La segunda, por otra parte, se trata de una parodia de las rom-coms actuales. En ella, nos topamos con una pareja enamorada (a pesar de todo lo que les rodea), una corporación de dulces que quiere eliminar a un pequeño negocio,  ninjas, mucho white supremacist, y numerosas fiestas de Halloween.

Aquí uno de sus diálogos:

Kyle: “So, Joel, Molly, how’d you two meet?”
Molly: “Kind of a corny, romantic comedy kind of story”
Joel: “That’s, that’s true!”
Karen: “Well, great story!”
Kyle: “Yeah, we should get together again very soon!”
Karen: “Yes!”
Joel: “We’re not done!”
Molly: “Yeah, sit down.”
Karen: “Well actually, you know, it’s getting so late.”
Molly: “Sit your ass down, Karen!”
Kyle: “Your story really is like a corny movie!”
Molly: “I know! The only difference is, it’s not a movie! It’s our real life!”

Ciertamente, la línea entre una película exagerada de humor gringo y de las meta-comedias es muy delgada.
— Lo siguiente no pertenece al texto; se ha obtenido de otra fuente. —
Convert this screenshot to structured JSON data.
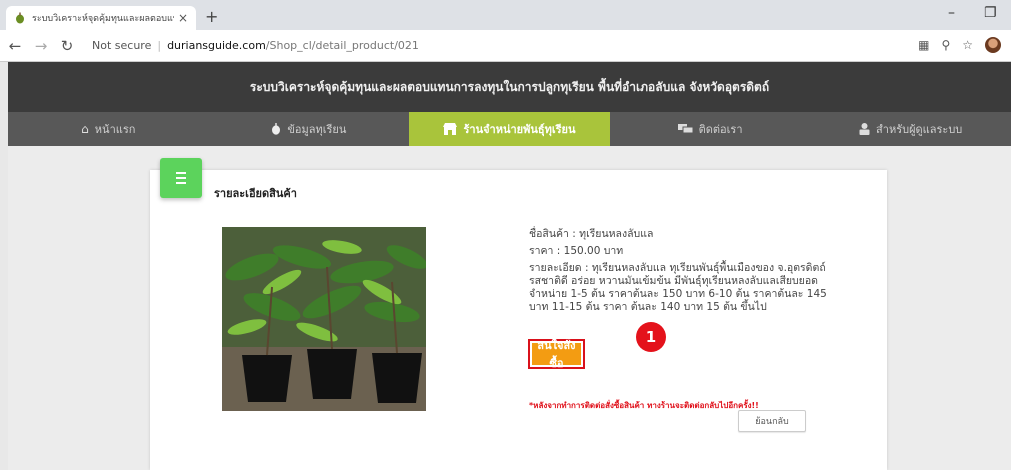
{
  "browser": {
    "tab_title": "ระบบวิเคราะห์จุดคุ้มทุนและผลตอบแทน",
    "tab_close": "×",
    "new_tab": "+",
    "url_security": "Not secure",
    "url_host": "duriansguide.com",
    "url_path": "/Shop_cl/detail_product/021",
    "minimize": "–",
    "restore": "❐"
  },
  "site": {
    "header_title": "ระบบวิเคราะห์จุดคุ้มทุนและผลตอบแทนการลงทุนในการปลูกทุเรียน พื้นที่อำเภอลับแล จังหวัดอุตรดิตถ์",
    "nav": [
      {
        "label": "หน้าแรก",
        "icon": "home-icon",
        "active": false
      },
      {
        "label": "ข้อมูลทุเรียน",
        "icon": "durian-icon",
        "active": false
      },
      {
        "label": "ร้านจำหน่ายพันธุ์ทุเรียน",
        "icon": "shop-icon",
        "active": true
      },
      {
        "label": "ติดต่อเรา",
        "icon": "chat-icon",
        "active": false
      },
      {
        "label": "สำหรับผู้ดูแลระบบ",
        "icon": "admin-icon",
        "active": false
      }
    ],
    "active_color": "#a9c43b"
  },
  "card": {
    "title": "รายละเอียดสินค้า",
    "product_name": "ชื่อสินค้า : ทุเรียนหลงลับแล",
    "price": "ราคา : 150.00 บาท",
    "description": "รายละเอียด : ทุเรียนหลงลับแล ทุเรียนพันธุ์พื้นเมืองของ จ.อุตรดิตถ์ รสชาติดี อร่อย หวานมันเข้มข้น มีพันธุ์ทุเรียนหลงลับแลเสียบยอดจำหน่าย 1-5 ต้น ราคาต้นละ 150 บาท 6-10 ต้น ราคาต้นละ 145 บาท 11-15 ต้น ราคา ต้นละ 140 บาท 15 ต้น ขึ้นไป",
    "order_button": "สนใจสั่งซื้อ",
    "marker": "1",
    "note": "*หลังจากทำการติดต่อสั่งซื้อสินค้า ทางร้านจะติดต่อกลับไปอีกครั้ง!!",
    "back_button": "ย้อนกลับ"
  }
}
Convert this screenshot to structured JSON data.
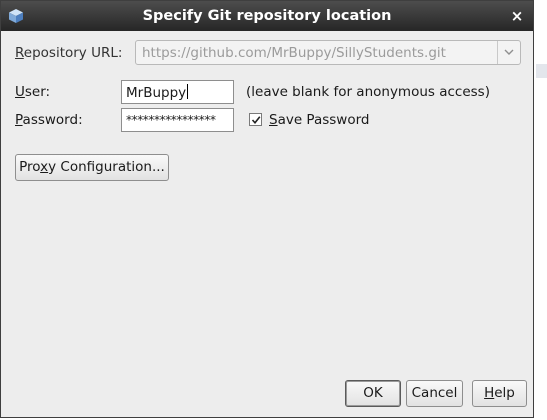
{
  "dialog": {
    "title": "Specify Git repository location",
    "close_glyph": "×",
    "app_icon": "cube-icon"
  },
  "repository_url": {
    "label_first": "R",
    "label_rest": "epository URL:",
    "value": "https://github.com/MrBuppy/SillyStudents.git",
    "dropdown_icon": "chevron-down-icon"
  },
  "user": {
    "label_first": "U",
    "label_rest": "ser:",
    "value": "MrBuppy",
    "hint": "(leave blank for anonymous access)"
  },
  "password": {
    "label_first": "P",
    "label_rest": "assword:",
    "masked_value": "****************",
    "save_label_first": "S",
    "save_label_rest": "ave Password",
    "save_checked": true
  },
  "buttons": {
    "proxy_pre": "Pro",
    "proxy_mnemonic": "x",
    "proxy_post": "y Configuration...",
    "ok": "OK",
    "cancel": "Cancel",
    "help_first": "H",
    "help_rest": "elp"
  }
}
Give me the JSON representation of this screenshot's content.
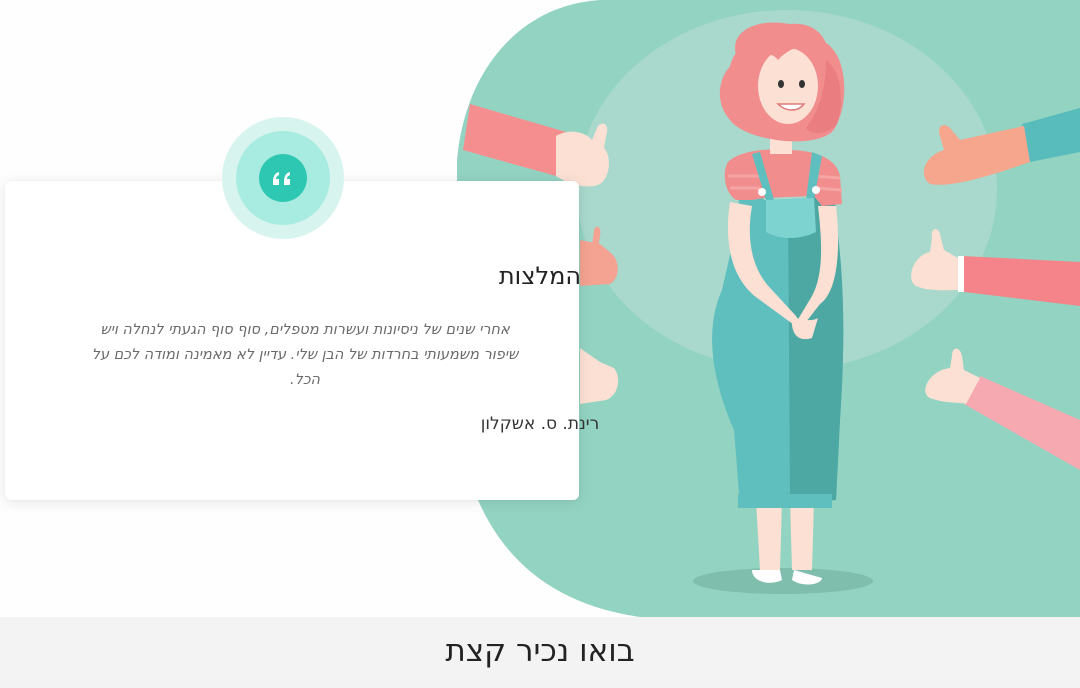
{
  "testimonials": {
    "title": "המלצות",
    "quote_icon": "quote-icon",
    "items": [
      {
        "text": "אחרי שנים של ניסיונות ועשרות מטפלים, סוף סוף הגעתי לנחלה ויש שיפור משמעותי בחרדות של הבן שלי. עדיין לא מאמינה ומודה לכם על הכל.",
        "author": "רינת. ס. אשקלון"
      }
    ]
  },
  "illustration": {
    "subject": "woman-with-thumbs-up-illustration"
  },
  "colors": {
    "mint_background": "#93d3c2",
    "accent_teal": "#2ec8b2",
    "footer_bg": "#f3f3f3"
  },
  "next_section": {
    "title": "בואו נכיר קצת"
  }
}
Tan delgada que muchas películas han intentado hacer algo como la segunda y terminan realizando un desastre de la primera (veáse ‘Scary Movie 2-5’, ‘Date Movie’ o ‘Not Another Teen Movie’ que se encuentra justo a la mitad).

Wet-Hot-American-Summer-Casting

Por ello, me gustaría invitarlos a ver alguna de estas dos películas -y sí de verdad les gusta, darle una oportunidad a la serie/precuela ‘Wet Hot American Summer: First Day Of Camp’ en Netflix- para poder entender la diferencia tan radical que existe entre ambas.

Por supuesto que muchas veces nos gusta ver una película y no pensar en nada más, sin embargo, resulta más atractivo disfrutar de una historia que pretende ser ridícula pero que tiene un discurso inteligente, y desenfadado, de fondo. Eso se agradece más.